A forte alta dos preços dos adubos, sobretudo após o início da guerra na Ucrânia, no fim de fevereiro, aumentou a popularidade dos insumos agrícolas nos centros urbanos. Desde então, tornou-se comum conversar sobre fertilizantes em bares, restaurantes ou corredores de supermercados. E essa maior curiosidade sobre um insumo que é aplicado em larga escala na agricultura – em grãos, legumes ou frutas – inspirou especialistas a refletir a respeito do impacto do aumento de preços desses nutrientes na forte inflação dos alimentos neste ano.

O reflexo direto, lembram, é no campo, já que os preços dos alimentos na ponta da cadeia carregam consigo a influência de muitos outros elementos. Ou seja: o “efeito adubo” nas gôndolas é desconhecido, ao menos por ora. “Há um efeito diluído [da alta do adubo] ao longo das cadeias do agro, mas o produtor já absorveu o aumento de preços em seu custo”, afirma Tatiana Nogueira, economista da XP. Outros fatores são determinantes na formação dos preços agrícolas, como o clima e os quadros nacionais e internacional de oferta e demanda, que envolvem questões como a guerra ou as travas indianas às exportações.

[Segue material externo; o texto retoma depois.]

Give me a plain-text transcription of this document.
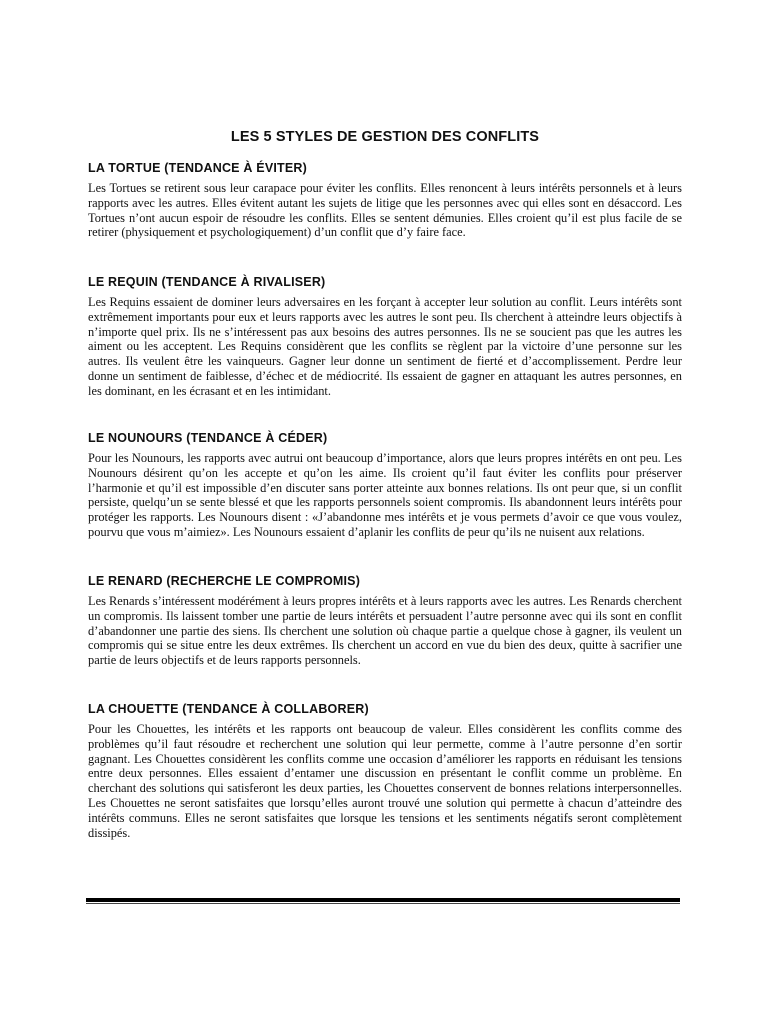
LES 5 STYLES DE GESTION DES CONFLITS
LA TORTUE (TENDANCE À ÉVITER)

Les Tortues se retirent sous leur carapace pour éviter les conflits. Elles renoncent à leurs intérêts personnels et à leurs rapports avec les autres. Elles évitent autant les sujets de litige que les personnes avec qui elles sont en désaccord. Les Tortues n’ont aucun espoir de résoudre les conflits. Elles se sentent démunies. Elles croient qu’il est plus facile de se retirer (physiquement et psychologiquement) d’un conflit que d’y faire face.

LE REQUIN (TENDANCE À RIVALISER)

Les Requins essaient de dominer leurs adversaires en les forçant à accepter leur solution au conflit. Leurs intérêts sont extrêmement importants pour eux et leurs rapports avec les autres le sont peu. Ils cherchent à atteindre leurs objectifs à n’importe quel prix. Ils ne s’intéressent pas aux besoins des autres personnes. Ils ne se soucient pas que les autres les aiment ou les acceptent. Les Requins considèrent que les conflits se règlent par la victoire d’une personne sur les autres. Ils veulent être les vainqueurs. Gagner leur donne un sentiment de fierté et d’accomplissement. Perdre leur donne un sentiment de faiblesse, d’échec et de médiocrité. Ils essaient de gagner en attaquant les autres personnes, en les dominant, en les écrasant et en les intimidant.

LE NOUNOURS (TENDANCE À CÉDER)

Pour les Nounours, les rapports avec autrui ont beaucoup d’importance, alors que leurs propres intérêts en ont peu. Les Nounours désirent qu’on les accepte et qu’on les aime. Ils croient qu’il faut éviter les conflits pour préserver l’harmonie et qu’il est impossible d’en discuter sans porter atteinte aux bonnes relations. Ils ont peur que, si un conflit persiste, quelqu’un se sente blessé et que les rapports personnels soient compromis. Ils abandonnent leurs intérêts pour protéger les rapports. Les Nounours disent : «J’abandonne mes intérêts et je vous permets d’avoir ce que vous voulez, pourvu que vous m’aimiez». Les Nounours essaient d’aplanir les conflits de peur qu’ils ne nuisent aux relations.

LE RENARD (RECHERCHE LE COMPROMIS)

Les Renards s’intéressent modérément à leurs propres intérêts et à leurs rapports avec les autres. Les Renards cherchent un compromis. Ils laissent tomber une partie de leurs intérêts et persuadent l’autre personne avec qui ils sont en conflit d’abandonner une partie des siens. Ils cherchent une solution où chaque partie a quelque chose à gagner, ils veulent un compromis qui se situe entre les deux extrêmes. Ils cherchent un accord en vue du bien des deux, quitte à sacrifier une partie de leurs objectifs et de leurs rapports personnels.

LA CHOUETTE (TENDANCE À COLLABORER)

Pour les Chouettes, les intérêts et les rapports ont beaucoup de valeur. Elles considèrent les conflits comme des problèmes qu’il faut résoudre et recherchent une solution qui leur permette, comme à l’autre personne d’en sortir gagnant. Les Chouettes considèrent les conflits comme une occasion d’améliorer les rapports en réduisant les tensions entre deux personnes. Elles essaient d’entamer une discussion en présentant le conflit comme un problème. En cherchant des solutions qui satisferont les deux parties, les Chouettes conservent de bonnes relations interpersonnelles. Les Chouettes ne seront satisfaites que lorsqu’elles auront trouvé une solution qui permette à chacun d’atteindre des intérêts communs. Elles ne seront satisfaites que lorsque les tensions et les sentiments négatifs seront complètement dissipés.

Nas fazendas, a valorização dos adubos apertou margens, mas ainda não parece ter afetado a produtividade, palavra-chave para os ganhos no agro. Mesmo que mais cara, a atual safra de grãos (2022/23) deverá superar 300 milhões de toneladas pela primeira vez, com bons indicativos para soja, milho e algodão, segundo dados da Companhia Nacional de Abastecimento (Conab).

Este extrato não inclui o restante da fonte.